What’s in a Middle Name?


Should Joe Biden happen to become the Democrats' vice presidential candidate, perhaps many Americans will change their middle names on Facebook to Robinette. After all, if enough people adopt the Delaware senator's unusual middle name it might put an end to ridiculous rumors that Biden is part of the North American thrush family.

The strategy of mass middle-naming was hatched by supporters of Barack Obama - mostly young people, communicating on the Internet - who have ceremoniously taken his middle name, Hussein, to deflect efforts by those inaccurately linking the senator to the Muslim faith.

"We are all Hussein," wrote blogger Jeff Strabone.

Perhaps if John McCain selects Louisiana Governor Bobby Jindal as his running mate, young Republicans will take up the cry "We are all Piyush." Jindal, the first Indian-American governor, retains the legal name Piyush, even though he calls himself "Bobby" after the youngest son on "The Brady Bunch" TV sitcom.

What if New York City Mayor Michael Bloomberg joins McCain's ticket? Will supporters start using his middle name, Rubens, to quash speculation that the mayor caters to deli lobbyists?

Is it possible that John Kerry lost his bid for the White House in 2004 due to rumors about his middle name, Forbes? Voters may have mistakenly linked Kerry to the Forbes Magazine marketing slogan, "Capitalist Tool."

Obviously the Founding Fathers recognized the peril of presidential middle names, which is why none of the first five U.S. presidents - from George Washington to James Monroe - had one. The trouble only began when John Quincy Adams, president number six, required some sort of extra moniker to distinguish him from his father, John Adams.

Over the years voter preferences shifted, and since 1909, with the election of William Howard Taft, Americans have refused to accept any president without a middle name.

Perhaps left-wing bloggers will come up with something scandalous about John McCain's middle name, forcing his supporters to all start calling themselves Sidney. Regardless, the McCain Campaign would be wise to study the cases of earlier presidents who had the middle initial "S."

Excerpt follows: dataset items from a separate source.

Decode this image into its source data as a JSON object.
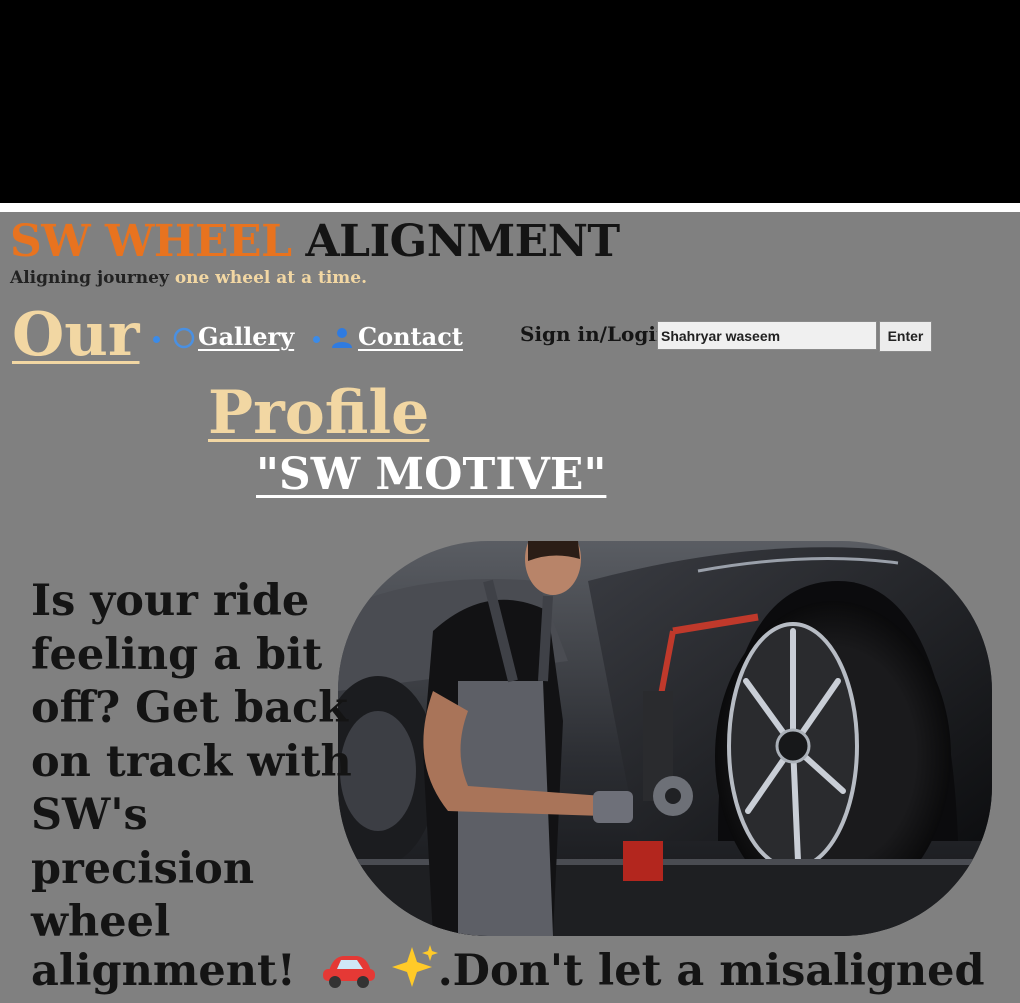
{
  "header": {
    "brand_part1": "SW WHEEL",
    "brand_part2": "ALIGNMENT",
    "tagline_part1": "Aligning journey",
    "tagline_part2": "one wheel at a time."
  },
  "nav": {
    "our": "Our",
    "gallery": "Gallery",
    "contact": "Contact",
    "profile": "Profile"
  },
  "signin": {
    "label": "Sign in/Login",
    "username_value": "Shahryar waseem",
    "enter_label": "Enter"
  },
  "company": {
    "name": "\"SW MOTIVE\""
  },
  "hero": {
    "image_icon": "mechanic-wheel-alignment-photo"
  },
  "pitch": {
    "text": "Is your ride feeling a bit off? Get back on track with SW's precision wheel",
    "last_line_start": "alignment!",
    "last_line_end": ".Don't let a misaligned"
  },
  "icons": {
    "gallery": "gallery-ring-icon",
    "contact": "person-icon",
    "car": "red-car-emoji",
    "sparkles": "sparkles-emoji"
  },
  "colors": {
    "page_bg": "#808080",
    "brand_orange": "#e8731f",
    "accent_tan": "#f2d7a3",
    "bullet_blue": "#3b8be8"
  }
}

Hiram Ulysses Grant, the 18th president, didn't have an S in his name until he attended West Point and came to enjoy the ring of "U.S. Grant." His buddies took to calling him "Sam," and the "S" in his name stuck. It may not be too late for John McCain to adopt a "U" name. He could pick, say, Usamah, from the Arabic, so that as John Usamah Sidney McCain, he'd be forever known as U.S. McCain.

Then there was Harry S Truman, the 33rd chief executive, whose parents were so conflicted about whether their son required a middle name in order to grow up to become president that they settled on only the initial "S" - but no actual name to go with it. That approach would fail miserably today. E-mail campaigns would certainly run wild, claiming that the candidate's name was really Harry Saddam Truman.

Google indicates there are currently 31.4 million entries for the name Hussein, and 44.5 million for the name Sidney. So, although we aren't quite all Hussein - or, as the case may be, all Sidney - it does seem that many people are, indeed, working on it.

© Peter Funt. This column first appeared in The Monterey Herald.